The book says that the International Committee of the Red Cross declared in the report, given to the C.I.A. last year, that the methods used on Abu Zubaydah, the first major Qaeda figure the United States captured, were “categorically” torture, which is illegal under both American and international law.
Bush didn’t do all the torturing. Much like many American jobs outsourced by his ‘free trade'(another perfectly good word turned into code for unbridled greed) brethren, Bush outsourced some torture, The secret history of America’s “extraordinary rendition” program
Rendition was originally carried out on a limited basis, but after September 11th, when President Bush declared a global war on terrorism, the program expanded beyond recognition—becoming, according to a former C.I.A. official, “an abomination.” What began as a program aimed at a small, discrete set of suspects—people against whom there were outstanding foreign arrest warrants—came to include a wide and ill-defined population that the Administration terms “illegal enemy combatants.” Many of them have never been publicly charged with any crime.
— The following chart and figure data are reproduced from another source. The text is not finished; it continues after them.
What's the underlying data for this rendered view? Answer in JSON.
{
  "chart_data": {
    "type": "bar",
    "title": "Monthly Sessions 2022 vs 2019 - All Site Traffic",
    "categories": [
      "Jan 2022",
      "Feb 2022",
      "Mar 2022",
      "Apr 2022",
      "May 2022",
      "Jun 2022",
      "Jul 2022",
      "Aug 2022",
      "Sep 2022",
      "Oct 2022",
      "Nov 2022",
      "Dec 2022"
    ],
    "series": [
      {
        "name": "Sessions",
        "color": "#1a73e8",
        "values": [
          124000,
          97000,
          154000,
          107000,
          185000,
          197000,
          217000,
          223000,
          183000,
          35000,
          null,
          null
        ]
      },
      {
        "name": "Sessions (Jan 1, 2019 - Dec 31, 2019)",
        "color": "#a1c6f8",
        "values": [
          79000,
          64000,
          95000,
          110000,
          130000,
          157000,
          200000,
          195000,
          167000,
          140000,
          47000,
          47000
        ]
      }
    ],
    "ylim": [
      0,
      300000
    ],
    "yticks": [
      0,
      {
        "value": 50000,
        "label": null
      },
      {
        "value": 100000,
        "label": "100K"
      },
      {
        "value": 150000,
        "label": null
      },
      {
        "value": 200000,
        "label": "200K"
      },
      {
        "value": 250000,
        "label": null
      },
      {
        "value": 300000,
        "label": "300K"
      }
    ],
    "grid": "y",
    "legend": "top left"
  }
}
Scott Horton, an expert on international law who helped prepare a report on renditions issued by N.Y.U. Law School and the New York City Bar Association, estimates that a hundred and fifty people have been rendered since 2001. Representative Ed Markey, a Democrat from Massachusetts and a member of the Select Committee on Homeland Security, said that a more precise number was impossible to obtain. “I’ve asked people at the C.I.A. for numbers,” he said. “They refuse to answer. All they will say is that they’re in compliance with the law.”
[ ]…In 1998, Congress passed legislation declaring that it is “the policy of the United States not to expel, extradite, or otherwise effect the involuntary return of any person to a country in which there are substantial grounds for believing the person would be in danger of being subjected to torture, regardless of whether the person is physically present in the United States.”
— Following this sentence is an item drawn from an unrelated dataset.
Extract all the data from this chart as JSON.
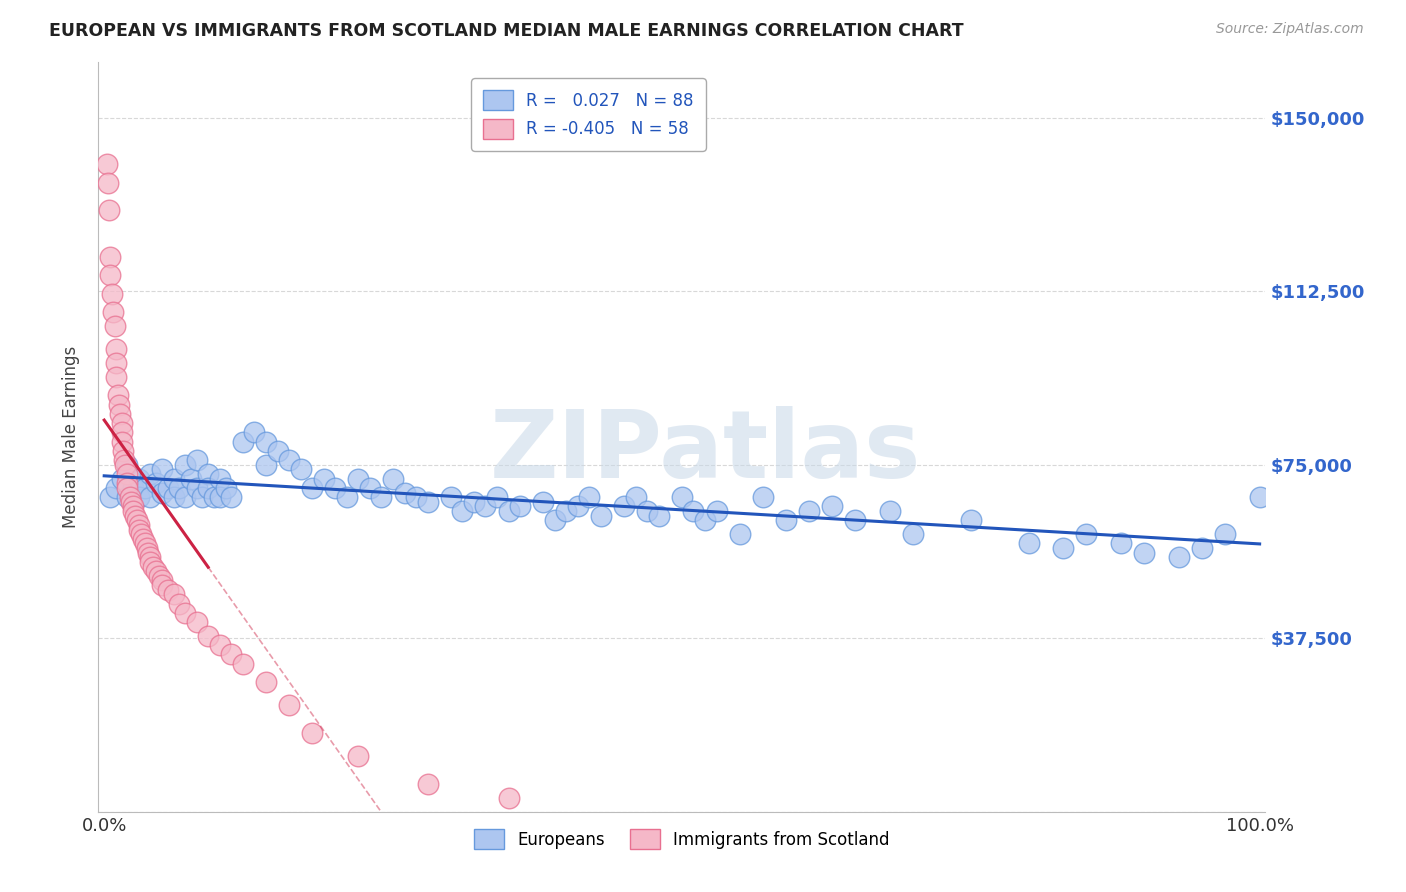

Maybe he was high on something, but one honest pro “enhanced interrogation” member of the Right once said in a blog that he didn’t care about all the facts; that torture isn’t effective, it helps radicals win more recruits, that it endangers our troops and agents, did not care if it is illegal and immoral. He said that he liked it – pretty much what one can conclude from the Uncle Jimbo post. He liked it because it made “them”, the Untermensch, feel pain. He believed, despite evidence to the contrary, that using torture scared terrorists and potential terrorists. Such fear would deter another 9-11. Since I read that we’ve seen AQ regain strength in Afghanistan, the London bombings and we still have Americans dying in Iraq.
The Bush administration backed off proposed crackdowns on no-money-down, interest-only mortgages years before the economy collapsed, buckling to pressure from some of the same banks that have now failed. It ignored remarkably prescient warnings that foretold the financial meltdown, according to an Associated Press review of regulatory documents.
Remember Bush’s recent declaration regarding his presidency, “I came to Washington with a set of values, and I’m leaving with the same set of values,”. Very much in the vein of his torture surrogates and supporters, completely immune from reality and the consequences.